Yemek seçiminiz bir başka ustalık konusu. Bir defa başkasının seçtiğine ergenler gibi “Ben de” falan diyenle ben olsam konuşmam. Ne anlatacağım ki ona? Kimliksiz şey. Hıh. Bu arada gömleğinize, saçınıza, hatta yan masaya kadar yağ fışkırtmak istiyorsanız salata yiyin hemi? Hatta yağın menzili yetmezse çatalla mancınık gibi bir salata parçası da atabilirsiniz. Ben dökmem önlem alırım diyorsanız berber önlüğü gibi peçete takın boynunuza. Çogzel olur. Ha bir de kılçıklı balık meselesi var, çupra mesela. İş konuşurken dişlerinizin arasında kılçığı kıstırıp parmağınızla alıverirsiniz. Neyse ciddi olalım, bir sürü şeyi ısmarlamamak gerekir. Spagetti yemek zordur. Pizza dana kadar gelir, ye ye bitmez. En güzeli yarı aç kalmak pahasına basit şeyler yemek. Ben her zaman başlangıçlardan bir şey seçip onu ana yemek gibi kabul ederim. Nasılsa konuşurken yediğim rezil olacak, bari bir de yemekle uğraşmayayım. Aç kalamam diyorsanız, konvansiyonel gidin. Orta pişmiş bir bonfile gibi. Yemesi kolay olur (ben yapamam çünkü iyi çiğnemem lazım, izin vermezler konuşturmaktan).

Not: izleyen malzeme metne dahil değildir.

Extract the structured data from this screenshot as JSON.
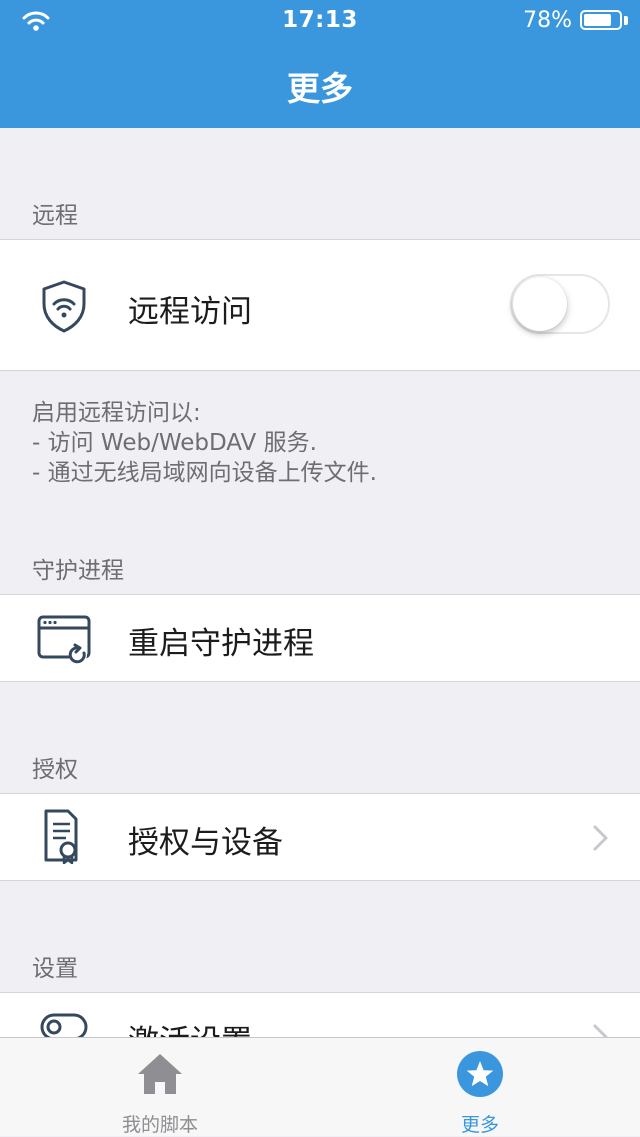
{
  "status_bar": {
    "time": "17:13",
    "battery": "78%"
  },
  "nav": {
    "title": "更多"
  },
  "sections": {
    "remote": {
      "header": "远程",
      "item_label": "远程访问",
      "toggle_on": false,
      "footnote_lines": [
        "启用远程访问以:",
        "- 访问 Web/WebDAV 服务.",
        "- 通过无线局域网向设备上传文件."
      ]
    },
    "daemon": {
      "header": "守护进程",
      "item_label": "重启守护进程"
    },
    "license": {
      "header": "授权",
      "item_label": "授权与设备"
    },
    "settings": {
      "header": "设置",
      "item_label": "激活设置"
    }
  },
  "tabbar": {
    "tabs": [
      {
        "label": "我的脚本",
        "icon": "home-icon",
        "active": false
      },
      {
        "label": "更多",
        "icon": "star-icon",
        "active": true
      }
    ]
  },
  "colors": {
    "accent": "#3a97dd",
    "tab_inactive": "#8e8e93",
    "icon_stroke": "#34495e"
  }
}
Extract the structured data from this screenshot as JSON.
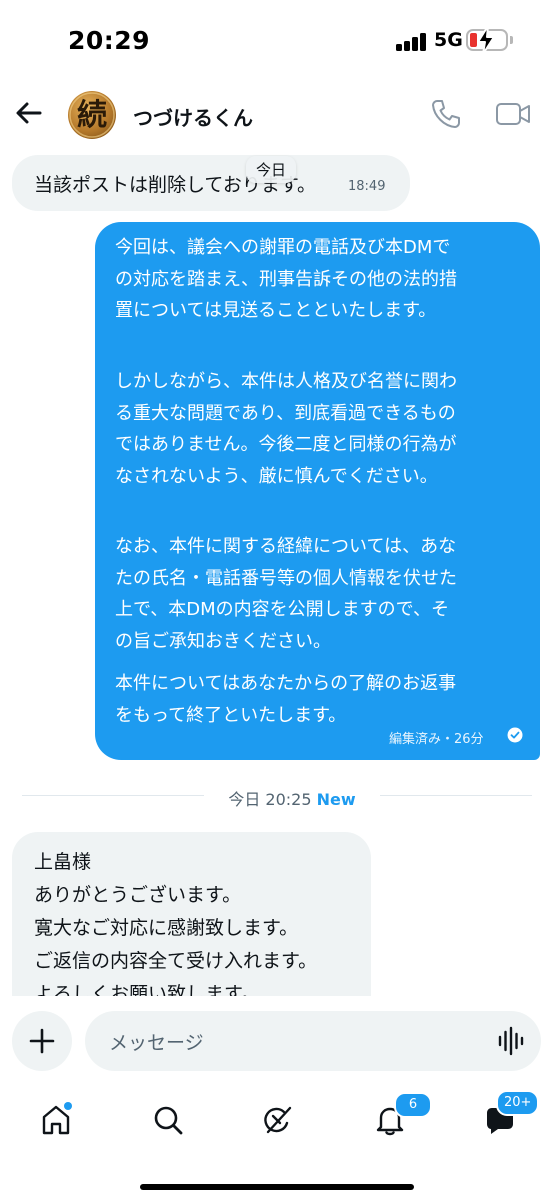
{
  "status_bar": {
    "time": "20:29",
    "network": "5G",
    "battery_level": 0.2,
    "battery_color": "#e8322e"
  },
  "header": {
    "back_icon": "arrow-left-icon",
    "avatar_glyph": "続",
    "contact_name": "つづけるくん",
    "phone_icon": "phone-icon",
    "video_icon": "video-camera-icon"
  },
  "messages": {
    "received_1": {
      "text": "当該ポストは削除しております。",
      "time": "18:49"
    },
    "date_chip": "今日",
    "sent_1": {
      "paragraphs": [
        [
          "今回は、議会への謝罪の電話及び本DMで",
          "の対応を踏まえ、刑事告訴その他の法的措",
          "置については見送ることといたします。"
        ],
        [
          "しかしながら、本件は人格及び名誉に関わ",
          "る重大な問題であり、到底看過できるもの",
          "ではありません。今後二度と同様の行為が",
          "なされないよう、厳に慎んでください。"
        ],
        [
          "なお、本件に関する経緯については、あな",
          "たの氏名・電話番号等の個人情報を伏せた",
          "上で、本DMの内容を公開しますので、そ",
          "の旨ご承知おきください。"
        ],
        [
          "本件についてはあなたからの了解のお返事",
          "をもって終了といたします。"
        ]
      ],
      "meta": "編集済み・26分",
      "status_icon": "read-check-icon"
    },
    "divider": {
      "label": "今日 20:25",
      "new_label": "New"
    },
    "received_2": {
      "lines": [
        "上畠様",
        "ありがとうございます。",
        "寛大なご対応に感謝致します。",
        "ご返信の内容全て受け入れます。",
        "よろしくお願い致します。"
      ]
    }
  },
  "composer": {
    "placeholder": "メッセージ",
    "add_icon": "plus-icon",
    "voice_icon": "voice-waveform-icon"
  },
  "tabbar": {
    "items": [
      {
        "icon": "home-icon",
        "has_dot": true
      },
      {
        "icon": "search-icon"
      },
      {
        "icon": "grok-icon"
      },
      {
        "icon": "notifications-icon",
        "badge": "6"
      },
      {
        "icon": "messages-icon",
        "badge": "20+"
      }
    ]
  },
  "colors": {
    "accent": "#1d9bf0",
    "received_bubble": "#eff3f4",
    "muted_text": "#536471"
  }
}
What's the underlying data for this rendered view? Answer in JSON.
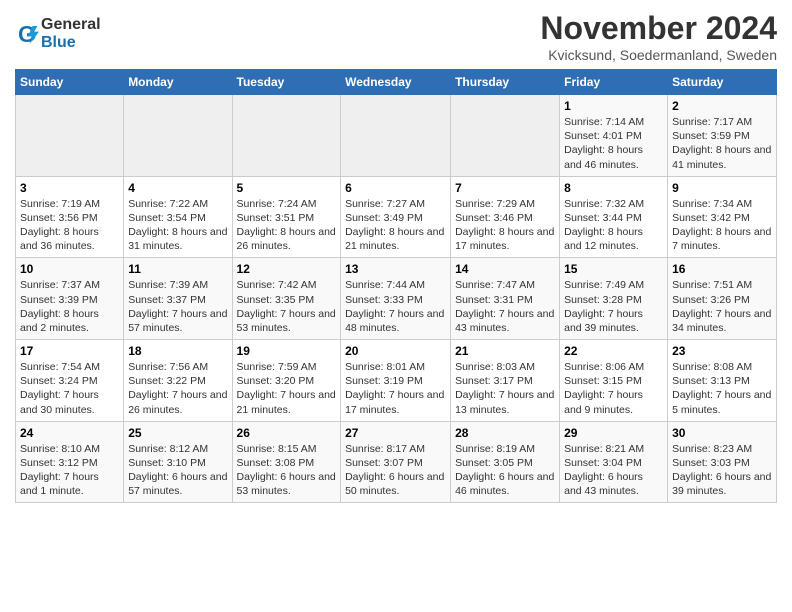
{
  "header": {
    "logo_general": "General",
    "logo_blue": "Blue",
    "title": "November 2024",
    "subtitle": "Kvicksund, Soedermanland, Sweden"
  },
  "weekdays": [
    "Sunday",
    "Monday",
    "Tuesday",
    "Wednesday",
    "Thursday",
    "Friday",
    "Saturday"
  ],
  "weeks": [
    [
      {
        "day": "",
        "info": ""
      },
      {
        "day": "",
        "info": ""
      },
      {
        "day": "",
        "info": ""
      },
      {
        "day": "",
        "info": ""
      },
      {
        "day": "",
        "info": ""
      },
      {
        "day": "1",
        "info": "Sunrise: 7:14 AM\nSunset: 4:01 PM\nDaylight: 8 hours and 46 minutes."
      },
      {
        "day": "2",
        "info": "Sunrise: 7:17 AM\nSunset: 3:59 PM\nDaylight: 8 hours and 41 minutes."
      }
    ],
    [
      {
        "day": "3",
        "info": "Sunrise: 7:19 AM\nSunset: 3:56 PM\nDaylight: 8 hours and 36 minutes."
      },
      {
        "day": "4",
        "info": "Sunrise: 7:22 AM\nSunset: 3:54 PM\nDaylight: 8 hours and 31 minutes."
      },
      {
        "day": "5",
        "info": "Sunrise: 7:24 AM\nSunset: 3:51 PM\nDaylight: 8 hours and 26 minutes."
      },
      {
        "day": "6",
        "info": "Sunrise: 7:27 AM\nSunset: 3:49 PM\nDaylight: 8 hours and 21 minutes."
      },
      {
        "day": "7",
        "info": "Sunrise: 7:29 AM\nSunset: 3:46 PM\nDaylight: 8 hours and 17 minutes."
      },
      {
        "day": "8",
        "info": "Sunrise: 7:32 AM\nSunset: 3:44 PM\nDaylight: 8 hours and 12 minutes."
      },
      {
        "day": "9",
        "info": "Sunrise: 7:34 AM\nSunset: 3:42 PM\nDaylight: 8 hours and 7 minutes."
      }
    ],
    [
      {
        "day": "10",
        "info": "Sunrise: 7:37 AM\nSunset: 3:39 PM\nDaylight: 8 hours and 2 minutes."
      },
      {
        "day": "11",
        "info": "Sunrise: 7:39 AM\nSunset: 3:37 PM\nDaylight: 7 hours and 57 minutes."
      },
      {
        "day": "12",
        "info": "Sunrise: 7:42 AM\nSunset: 3:35 PM\nDaylight: 7 hours and 53 minutes."
      },
      {
        "day": "13",
        "info": "Sunrise: 7:44 AM\nSunset: 3:33 PM\nDaylight: 7 hours and 48 minutes."
      },
      {
        "day": "14",
        "info": "Sunrise: 7:47 AM\nSunset: 3:31 PM\nDaylight: 7 hours and 43 minutes."
      },
      {
        "day": "15",
        "info": "Sunrise: 7:49 AM\nSunset: 3:28 PM\nDaylight: 7 hours and 39 minutes."
      },
      {
        "day": "16",
        "info": "Sunrise: 7:51 AM\nSunset: 3:26 PM\nDaylight: 7 hours and 34 minutes."
      }
    ],
    [
      {
        "day": "17",
        "info": "Sunrise: 7:54 AM\nSunset: 3:24 PM\nDaylight: 7 hours and 30 minutes."
      },
      {
        "day": "18",
        "info": "Sunrise: 7:56 AM\nSunset: 3:22 PM\nDaylight: 7 hours and 26 minutes."
      },
      {
        "day": "19",
        "info": "Sunrise: 7:59 AM\nSunset: 3:20 PM\nDaylight: 7 hours and 21 minutes."
      },
      {
        "day": "20",
        "info": "Sunrise: 8:01 AM\nSunset: 3:19 PM\nDaylight: 7 hours and 17 minutes."
      },
      {
        "day": "21",
        "info": "Sunrise: 8:03 AM\nSunset: 3:17 PM\nDaylight: 7 hours and 13 minutes."
      },
      {
        "day": "22",
        "info": "Sunrise: 8:06 AM\nSunset: 3:15 PM\nDaylight: 7 hours and 9 minutes."
      },
      {
        "day": "23",
        "info": "Sunrise: 8:08 AM\nSunset: 3:13 PM\nDaylight: 7 hours and 5 minutes."
      }
    ],
    [
      {
        "day": "24",
        "info": "Sunrise: 8:10 AM\nSunset: 3:12 PM\nDaylight: 7 hours and 1 minute."
      },
      {
        "day": "25",
        "info": "Sunrise: 8:12 AM\nSunset: 3:10 PM\nDaylight: 6 hours and 57 minutes."
      },
      {
        "day": "26",
        "info": "Sunrise: 8:15 AM\nSunset: 3:08 PM\nDaylight: 6 hours and 53 minutes."
      },
      {
        "day": "27",
        "info": "Sunrise: 8:17 AM\nSunset: 3:07 PM\nDaylight: 6 hours and 50 minutes."
      },
      {
        "day": "28",
        "info": "Sunrise: 8:19 AM\nSunset: 3:05 PM\nDaylight: 6 hours and 46 minutes."
      },
      {
        "day": "29",
        "info": "Sunrise: 8:21 AM\nSunset: 3:04 PM\nDaylight: 6 hours and 43 minutes."
      },
      {
        "day": "30",
        "info": "Sunrise: 8:23 AM\nSunset: 3:03 PM\nDaylight: 6 hours and 39 minutes."
      }
    ]
  ]
}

Dikkat edilmesi gereken birkaç küçük nokta. Ağırlayandan daha pahalı bir yemek seçmeyin. Yapılması zaman alan yemekler seçmeyin (risotto, tuzda ya da buğulama balık gibi). Garsona uzun izah edilmesi gereken şeyler söylemeyin (yok şu garnitürü koyun, şunu koymayın gibi). Tanımadığınız yemekler seçmeyin (yiyemeyeceğiniz bir şey çıkarsa gününüzü görürsünüz).
Bir başka püf noktası peçete meselesi. Benim normal hayatımda kumaş peçete yoktur. Ne yazık ki, şık bir yerde iş yemeğinin -bana göre saçma- ritüeli o peçeteyi alıp önümüze koymaktır. Kaçarı yok. Sanki masada renkli hamur faaliyeti yapılacak. Kullanmayıp masada bırakmanız karizma çizer. Hele garsondan kağıt peçete istemek bittiğiniz andır. O kolalı kazık gibi kumaşa ağzınızı sileceksiniz. Bedel!
İş yemeklerinde pek tatlı olayına girilmez. Dondurma falan belki. Fakat kahve önemli. Racon espressodur. Yemekten sonra latte falan olmaz sakın ha. Türk kahvesine eyvallah. Ama ince bellide demleme çay hâşâ minel garaib olmaz. Çok kafaya takarsanız sallama olur.
Son birkaç husus. Masaya telefonunuzu koymayın. Mümkünse sessize alın, mesajlara falan bakmayı erteleyin. Bir şey not almanız gerekiyorsa kağıda alın, ya da notebook/tabletinizi çıkarıp yazın sonra kaldırın, hiç tuhaf değil. Yani şu iş yemekleri bir dert ki sormayın. Vazgeçilmeyecek kadar da önemli.